What’s possibly our least favorite thing about winter? De-icing the windshield. The windshield always seems the iciest whenever we’re running late, too!
If you’re anything like us, you’d like to de-ice your windshield and get on the road as quickly as possible. Fortunately, we have some tips for you!
Our glass experts have compiled a few tips to de-ice your windshield quickly–-while making sure the glass stays in good shape. Keep reading to find out!
Tip #1: Prevent ice in the first place.
The best way to avoid this dreaded winter chore is to prevent ice from forming in the first place.
If you have a garage, park your car inside. Even a covered carport can help prevent some ice accumulation.
If parking in a sheltered spot isn’t an option, try covering your windshield. You can buy a windshield cover at many auto parts stores for this purpose, but household items will work in a pinch. This includes things like a tarp, large towel, or an old sheet, folded and placed on your windshield under the wipers.
Windshield covers are the most effective when the weather forecast doesn’t include heavy snowfall or high winds. Heavy snow can make it difficult to remove the cover, and high winds can cause the cover to whip around, which may scratch your paint. For most days in our area, however, windshield covers can be a big help.
Tip #2: Prep your car.
When it comes to de-icing the glass on your car, it pays to have the right tools. You’ll need a plastic scraper (not metal–you don’t want to scratch the glass) and brush. You’ll also want to refill your windshield washer reservoir with winter fluid, which can help with de-icing.
In addition, when you know temperatures will dip, it’s a good idea to lift the windshield wiper arms from the glass. Depending on your wipers, you can either fold the arms up or place something (wood, towels, etc.) between the arms and the windshield. This prevents the windshield wipers from freezing to the glass.
Tip #3: Do NOT use hot water, vinegar, or blunt force.
There are a few common de-icing “hacks” we see online that are bad ideas: hot water, vinegar solutions, and hammers or other tools.
First, using hot or warm water to melt the snow and ice off your windshield can result in cracks. Rapid temperature changes stress the glass of your windshield and can result in what’s known as “stress cracks.” Windshield de-icing is annoying, but we’re sure you’d rather deal with ice than a windshield repair or replacement!
Vinegar, too, can damage your car.

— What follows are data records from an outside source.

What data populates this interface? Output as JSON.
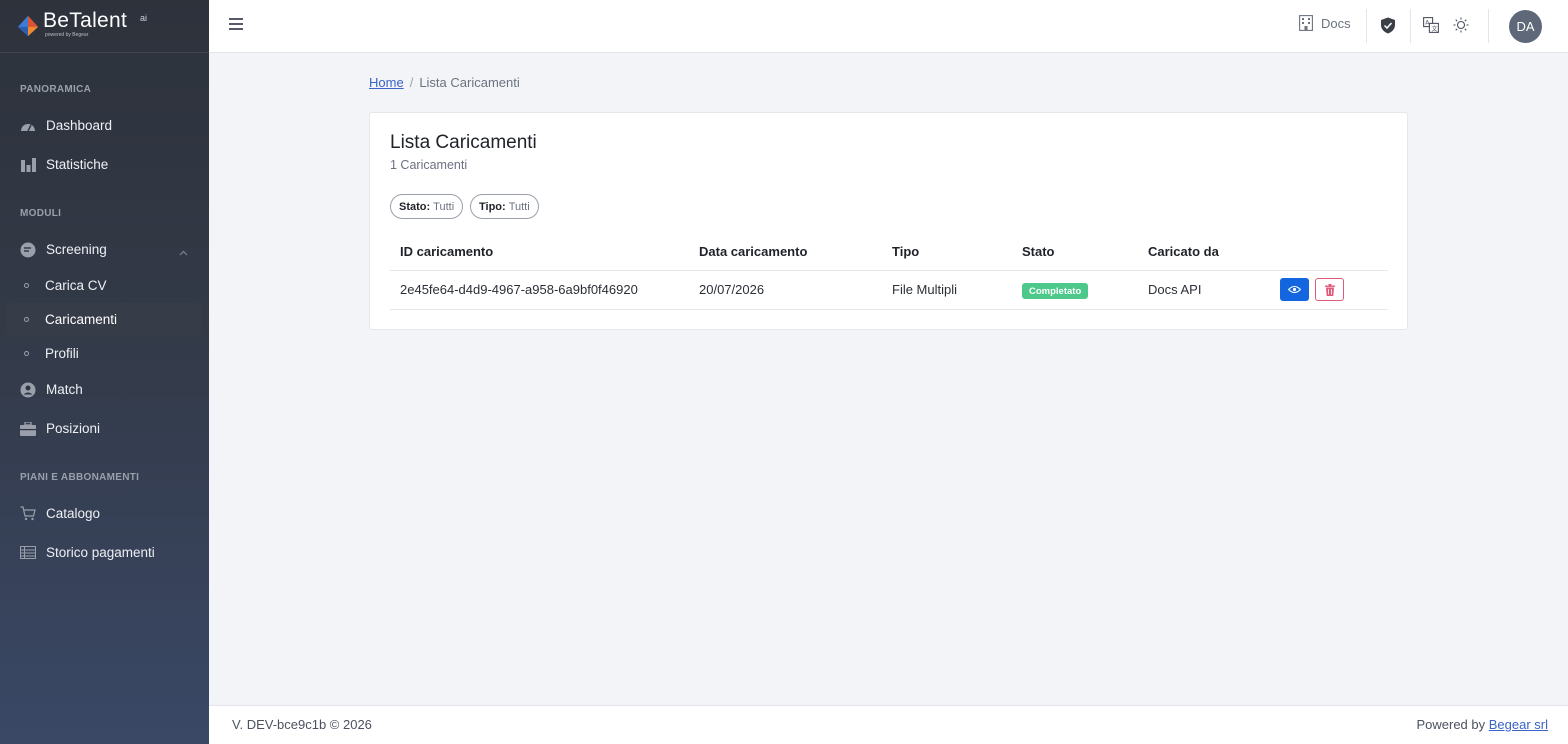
{
  "brand": {
    "name": "BeTalent",
    "ai": "ai",
    "sub": "powered by Begear"
  },
  "sidebar": {
    "sections": {
      "overview": "PANORAMICA",
      "modules": "MODULI",
      "plans": "PIANI E ABBONAMENTI"
    },
    "items": {
      "dashboard": "Dashboard",
      "statistics": "Statistiche",
      "screening": "Screening",
      "upload_cv": "Carica CV",
      "uploads": "Caricamenti",
      "profiles": "Profili",
      "match": "Match",
      "positions": "Posizioni",
      "catalog": "Catalogo",
      "payment_history": "Storico pagamenti"
    }
  },
  "topbar": {
    "docs_label": "Docs",
    "avatar_initials": "DA"
  },
  "breadcrumb": {
    "home": "Home",
    "current": "Lista Caricamenti"
  },
  "page": {
    "title": "Lista Caricamenti",
    "subtitle": "1 Caricamenti",
    "filters": {
      "status_label": "Stato:",
      "status_value": "Tutti",
      "type_label": "Tipo:",
      "type_value": "Tutti"
    },
    "table": {
      "headers": {
        "id": "ID caricamento",
        "date": "Data caricamento",
        "type": "Tipo",
        "status": "Stato",
        "uploaded_by": "Caricato da"
      },
      "rows": [
        {
          "id": "2e45fe64-d4d9-4967-a958-6a9bf0f46920",
          "date": "20/07/2026",
          "type": "File Multipli",
          "status": "Completato",
          "uploaded_by": "Docs API"
        }
      ]
    }
  },
  "footer": {
    "version": "V. DEV-bce9c1b © 2026",
    "powered_by": "Powered by",
    "company": "Begear srl"
  },
  "colors": {
    "primary": "#1366e0",
    "success": "#4cc98a",
    "danger": "#e05a7a",
    "link": "#3a64c8"
  }
}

The acidity in vinegar can wear away wax and eat away at the paint and finish of your car.
Finally, we do not recommend using blunt force of any kind to break the ice. (No hammers!) You might end up chipping, cracking, or even breaking your windshield while trying to break up the ice.
Tip #4: Start your car and let it warm up slowly.
The tried-and-true way to remove ice from your windshield is by letting your car sit idle with the defroster running. We recommend turning the heat up slowly, rather than blasting your windshield with hot air. (Again, you want to avoid sudden changes in temperature for the health of the glass.)
While the defroster is running, you can speed up the process by scraping ice away with the plastic scraper and brush. Use the scraper gently and only on the glass, so you don’t scratch your paint. Use the brush on the other areas of your car, like the hood and doors.
Tip #5: Make a de-icer spray.
For those mornings when you need to be out the door 10 minutes ago, you can use a de-icer spray while your car idles.
Some people recommend a salt water solution, but we’re not crazy about that idea. Salt water, like vinegar, can damage your car. You have to be careful not to apply the salt water solution to the metal on your car, or it can lead to corrosion.
Another option is a mixture of rubbing alcohol and water. If your solution is mostly water (85-90% water, 10-15% rubbing alcohol), the mixture won’t affect the paint or finish of your car at all. At higher percentages of rubbing alcohol, though, you’ll need to be careful to spray only on the windshield. (It can damage the paint.)
We’re Here for You
We hope these tips help you de-ice your windshield stress-free this winter.